Here is the quotation from Picasso I was looking for. This is Picasso to Giovanni Papini, in an interview that appeared in Libro Nero in 1952:

"In art the mass of people no longer seeks consolation and exaltation, but those who are refined, rich, unoccupied, who are distillers of quintessences, seek what is new, strange, original, extravagant, scandalous. I myself, since Cubism and before, have satisfied these masters and critics with all the changing oddities which passed through my head, and the less they understood me, the more they admired me. By amusing myself with all these games, with all these absurdities, puzzles, rebuses, arabesques, I became famous and that very quickly. And fame for a painter means sales, gains, fortune, riches. And today, as you know, I am celebrated, I am rich. But when I am alone with myself, I have not the courage to think of myself as an artist in the great and ancient sense of the term. Giotto, Titian, Rembrandt were great painters. I am only a public entertainer who has understood his times and exploited as best he could the imbecility, the vanity, the cupidity of his contemporaries. Mine is a bitter confession, more painful than it may appear, but it has the merit of being sincere."

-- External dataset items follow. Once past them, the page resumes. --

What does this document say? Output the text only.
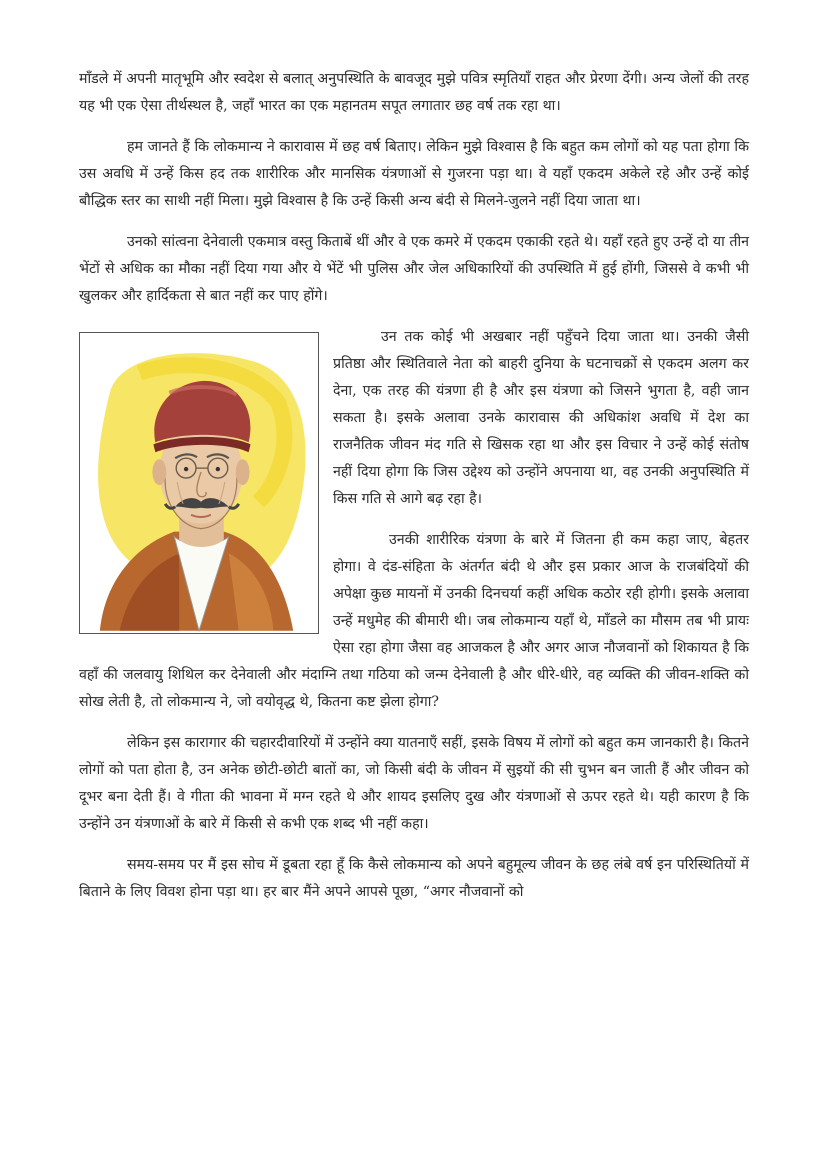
माँडले में अपनी मातृभूमि और स्वदेश से बलात् अनुपस्थिति के बावजूद मुझे पवित्र स्मृतियाँ राहत और प्रेरणा देंगी। अन्य जेलों की तरह यह भी एक ऐसा तीर्थस्थल है, जहाँ भारत का एक महानतम सपूत लगातार छह वर्ष तक रहा था।

हम जानते हैं कि लोकमान्य ने कारावास में छह वर्ष बिताए। लेकिन मुझे विश्वास है कि बहुत कम लोगों को यह पता होगा कि उस अवधि में उन्हें किस हद तक शारीरिक और मानसिक यंत्रणाओं से गुजरना पड़ा था। वे यहाँ एकदम अकेले रहे और उन्हें कोई बौद्धिक स्तर का साथी नहीं मिला। मुझे विश्वास है कि उन्हें किसी अन्य बंदी से मिलने-जुलने नहीं दिया जाता था।

उनको सांत्वना देनेवाली एकमात्र वस्तु किताबें थीं और वे एक कमरे में एकदम एकाकी रहते थे। यहाँ रहते हुए उन्हें दो या तीन भेंटों से अधिक का मौका नहीं दिया गया और ये भेंटें भी पुलिस और जेल अधिकारियों की उपस्थिति में हुई होंगी, जिससे वे कभी भी खुलकर और हार्दिकता से बात नहीं कर पाए होंगे।

उन तक कोई भी अखबार नहीं पहुँचने दिया जाता था। उनकी जैसी प्रतिष्ठा और स्थितिवाले नेता को बाहरी दुनिया के घटनाचक्रों से एकदम अलग कर देना, एक तरह की यंत्रणा ही है और इस यंत्रणा को जिसने भुगता है, वही जान सकता है। इसके अलावा उनके कारावास की अधिकांश अवधि में देश का राजनैतिक जीवन मंद गति से खिसक रहा था और इस विचार ने उन्हें कोई संतोष नहीं दिया होगा कि जिस उद्देश्य को उन्होंने अपनाया था, वह उनकी अनुपस्थिति में किस गति से आगे बढ़ रहा है।

उनकी शारीरिक यंत्रणा के बारे में जितना ही कम कहा जाए, बेहतर होगा। वे दंड-संहिता के अंतर्गत बंदी थे और इस प्रकार आज के राजबंदियों की अपेक्षा कुछ मायनों में उनकी दिनचर्या कहीं अधिक कठोर रही होगी। इसके अलावा उन्हें मधुमेह की बीमारी थी। जब लोकमान्य यहाँ थे, माँडले का मौसम तब भी प्रायः ऐसा रहा होगा जैसा वह आजकल है और अगर आज नौजवानों को शिकायत है कि वहाँ की जलवायु शिथिल कर देनेवाली और मंदाग्नि तथा गठिया को जन्म देनेवाली है और धीरे-धीरे, वह व्यक्ति की जीवन-शक्ति को सोख लेती है, तो लोकमान्य ने, जो वयोवृद्ध थे, कितना कष्ट झेला होगा?

लेकिन इस कारागार की चहारदीवारियों में उन्होंने क्या यातनाएँ सहीं, इसके विषय में लोगों को बहुत कम जानकारी है। कितने लोगों को पता होता है, उन अनेक छोटी-छोटी बातों का, जो किसी बंदी के जीवन में सुइयों की सी चुभन बन जाती हैं और जीवन को दूभर बना देती हैं। वे गीता की भावना में मग्न रहते थे और शायद इसलिए दुख और यंत्रणाओं से ऊपर रहते थे। यही कारण है कि उन्होंने उन यंत्रणाओं के बारे में किसी से कभी एक शब्द भी नहीं कहा।

समय-समय पर मैं इस सोच में डूबता रहा हूँ कि कैसे लोकमान्य को अपने बहुमूल्य जीवन के छह लंबे वर्ष इन परिस्थितियों में बिताने के लिए विवश होना पड़ा था। हर बार मैंने अपने आपसे पूछा, “अगर नौजवानों को
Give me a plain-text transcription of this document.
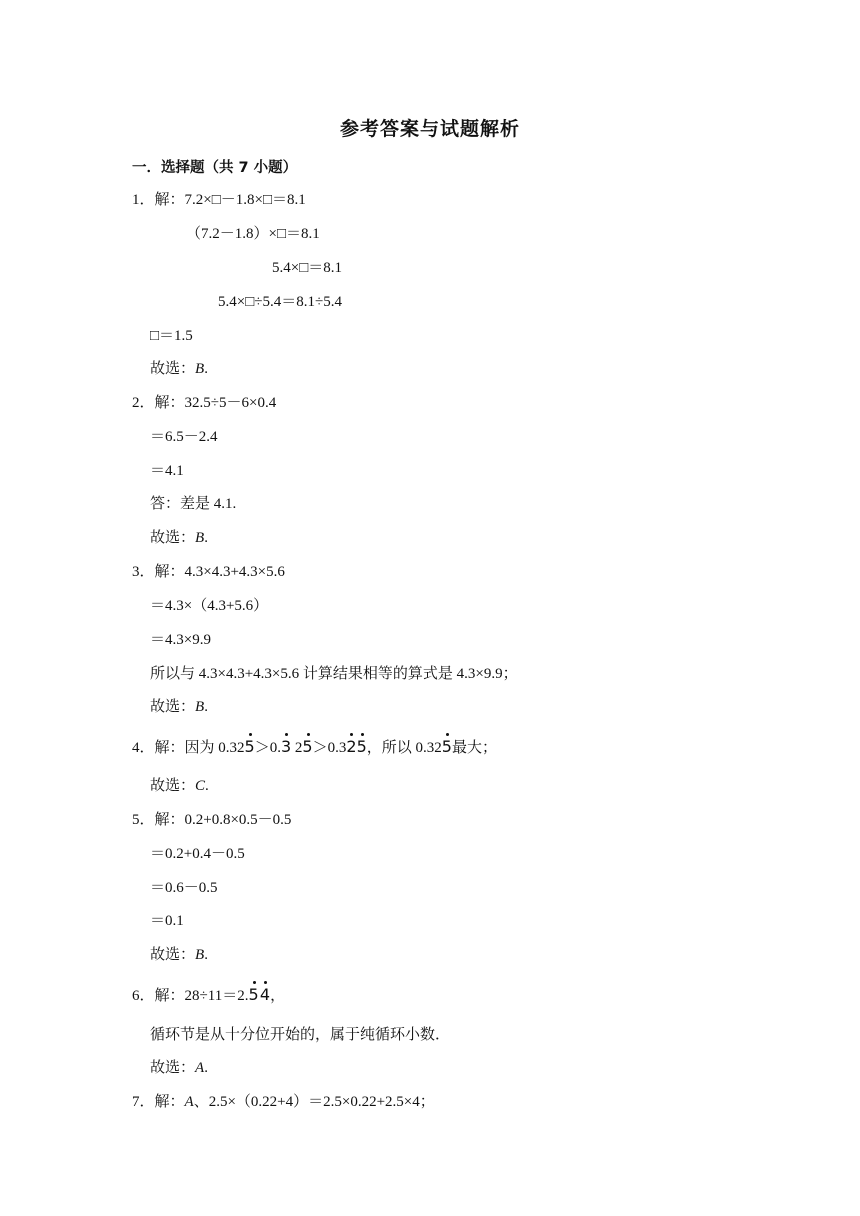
参考答案与试题解析
一．选择题（共 7 小题）
1．解：7.2×□－1.8×□＝8.1
（7.2－1.8）×□＝8.1
5.4×□＝8.1
5.4×□÷5.4＝8.1÷5.4
□＝1.5
故选：B.
2．解：32.5÷5－6×0.4
＝6.5－2.4
＝4.1
答：差是 4.1.
故选：B.
3．解：4.3×4.3+4.3×5.6
＝4.3×（4.3+5.6）
＝4.3×9.9
所以与 4.3×4.3+4.3×5.6 计算结果相等的算式是 4.3×9.9；
故选：B.
4．解：因为 0.325＞0.3 25＞0.325，所以 0.325最大；
故选：C.
5．解：0.2+0.8×0.5－0.5
＝0.2+0.4－0.5
＝0.6－0.5
＝0.1
故选：B.
6．解：28÷11＝2.5 4，
循环节是从十分位开始的，属于纯循环小数．
故选：A.
7．解：A、2.5×（0.22+4）＝2.5×0.22+2.5×4；
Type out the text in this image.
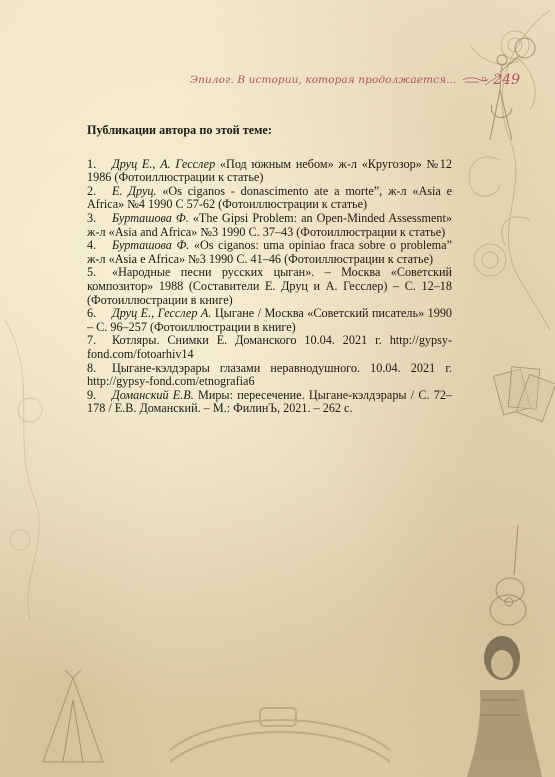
Эпилог. В истории, которая продолжается...	249
Публикации автора по этой теме:

1. Друц Е., А. Гесслер «Под южным небом» ж-л «Кругозор» №12 1986 (Фотоиллюстрации к статье)

2. Е. Друц. «Os ciganos - donascimento ate a morte”, ж-л «Asia e Africa» №4 1990 С 57-62 (Фотоиллюстрации к статье)

3. Бурташова Ф. «The Gipsi Problem: an Open-Minded Assessment» ж-л «Asia and Africa» №3 1990 С. 37–43 (Фотоиллюстрации к статье)

4. Бурташова Ф. «Os ciganos: uma opiniao fraca sobre o problema” ж-л «Asia e Africa» №3 1990 С. 41–46 (Фотоиллюстрации к статье)

5. «Народные песни русских цыган». – Москва «Советский композитор» 1988 (Составители Е. Друц и А. Гесслер) – С. 12–18 (Фотоиллюстрации в книге)

6. Друц Е., Гесслер А. Цыгане / Москва «Советский писатель» 1990 – С. 96–257 (Фотоиллюстрации в книге)

7. Котляры. Снимки Е. Доманского 10.04. 2021 г. http://gypsy-fond.com/fotoarhiv14

8. Цыгане-кэлдэрары глазами неравнодушного. 10.04. 2021 г. http://gypsy-fond.com/etnografia6

9. Доманский Е.В. Миры: пересечение. Цыгане-кэлдэрары / С. 72–178 / Е.В. Доманский. – М.: ФилинЪ, 2021. – 262 с.
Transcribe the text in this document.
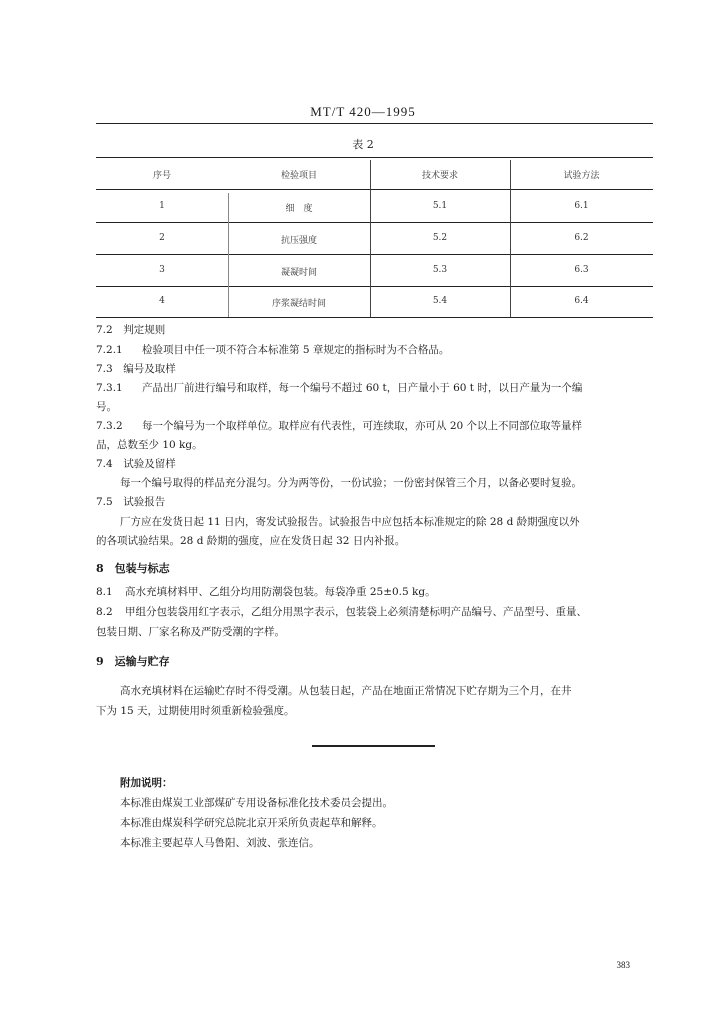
MT/T 420—1995
表 2
序号	检验项目	技术要求	试验方法
1	细　度	5.1	6.1
2	抗压强度	5.2	6.2
3	凝凝时间	5.3	6.3
4	序浆凝结时间	5.4	6.4
7.2　判定规则
7.2.1 检验项目中任一项不符合本标准第 5 章规定的指标时为不合格品。
7.3　编号及取样
7.3.1 产品出厂前进行编号和取样，每一个编号不超过 60 t，日产量小于 60 t 时，以日产量为一个编
号。
7.3.2 每一个编号为一个取样单位。取样应有代表性，可连续取，亦可从 20 个以上不同部位取等量样
品，总数至少 10 kg。
7.4　试验及留样
每一个编号取得的样品充分混匀。分为两等份，一份试验；一份密封保管三个月，以备必要时复验。
7.5　试验报告
厂方应在发货日起 11 日内，寄发试验报告。试验报告中应包括本标准规定的除 28 d 龄期强度以外
的各项试验结果。28 d 龄期的强度，应在发货日起 32 日内补报。
8　包装与标志
8.1 高水充填材料甲、乙组分均用防潮袋包装。每袋净重 25±0.5 kg。
8.2 甲组分包装袋用红字表示，乙组分用黑字表示，包装袋上必须清楚标明产品编号、产品型号、重量、
包装日期、厂家名称及严防受潮的字样。
9　运输与贮存
高水充填材料在运输贮存时不得受潮。从包装日起，产品在地面正常情况下贮存期为三个月，在井
下为 15 天，过期使用时须重新检验强度。
附加说明：
本标准由煤炭工业部煤矿专用设备标准化技术委员会提出。
本标准由煤炭科学研究总院北京开采所负责起草和解释。
本标准主要起草人马鲁阳、刘波、张连信。
383
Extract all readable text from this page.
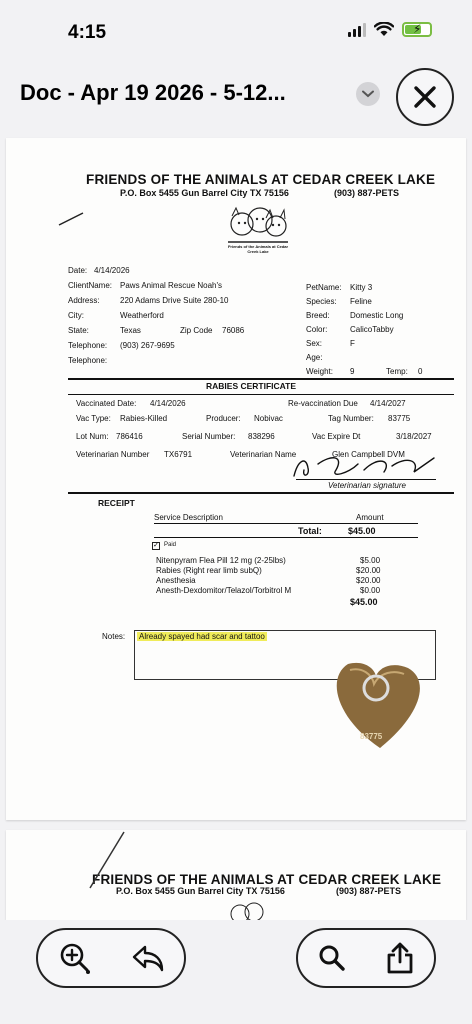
4:15	⚡
Doc - Apr 19 2026 - 5-12...
FRIENDS OF THE ANIMALS AT CEDAR CREEK LAKE
P.O. Box 5455 Gun Barrel City TX 75156	(903) 887-PETS
Friends of the Animals at Cedar Creek Lake
Date: 4/14/2026
ClientName: Paws Animal Rescue Noah's
Address:	220 Adams Drive Suite 280-10
City:	Weatherford
State:	Texas	Zip Code 76086
Telephone: (903) 267-9695
Telephone:
PetName: Kitty 3
Species: Feline
Breed:	Domestic Long
Color:	CalicoTabby
Sex:	F
Age:
Weight: 9	Temp: 0
RABIES CERTIFICATE
Vaccinated Date: 4/14/2026	Re-vaccination Due 4/14/2027
Vac Type: Rabies-Killed	Producer: Nobivac	Tag Number: 83775
Lot Num: 786416	Serial Number: 838296	Vac Expire Dt	3/18/2027
Veterinarian Number TX6791	Veterinarian Name	Glen Campbell DVM
Veterinarian signature
RECEIPT
Service Description	Amount
Total:	$45.00
✓ Paid
Nitenpyram Flea Pill 12 mg (2-25lbs)	$5.00
Rabies (Right rear limb subQ)	$20.00
Anesthesia	$20.00
Anesth-Dexdomitor/Telazol/Torbitrol M	$0.00
$45.00
Notes: Already spayed had scar and tattoo
83775
FRIENDS OF THE ANIMALS AT CEDAR CREEK LAKE
P.O. Box 5455 Gun Barrel City TX 75156	(903) 887-PETS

And it has the ring of truth.

ge said...

picasso shares w/ our host the sunsign Scorpio.
ZE ARTIST: sis must have that will ask for...

it seems to me Hollywood for a while now is only best capable of self-parody---like Cruise's Les Grossman in Tropic Thunder...and in pop music my kinda favest band
mines that + sacred-cow-in-general slaughter like the MOTHERS used to

julie said...

Re. modern and abstract art, sometimes of course it is sublime. However, in my experience it is all too often as Picasso described.

The trouble with the girl I mentioned earlier was that, as she whined (oh, how she whined!), drawing was "too hard." Nothing inspired her, and when her first painting was gently critiqued (which was a real struggle, because one's first impulse was incredulous laughter), she simply gave up. The repetitive circles to which she turned after that seemed much less an open spiral toward growth than a series of closed loops marking the shutting-down of her creativity.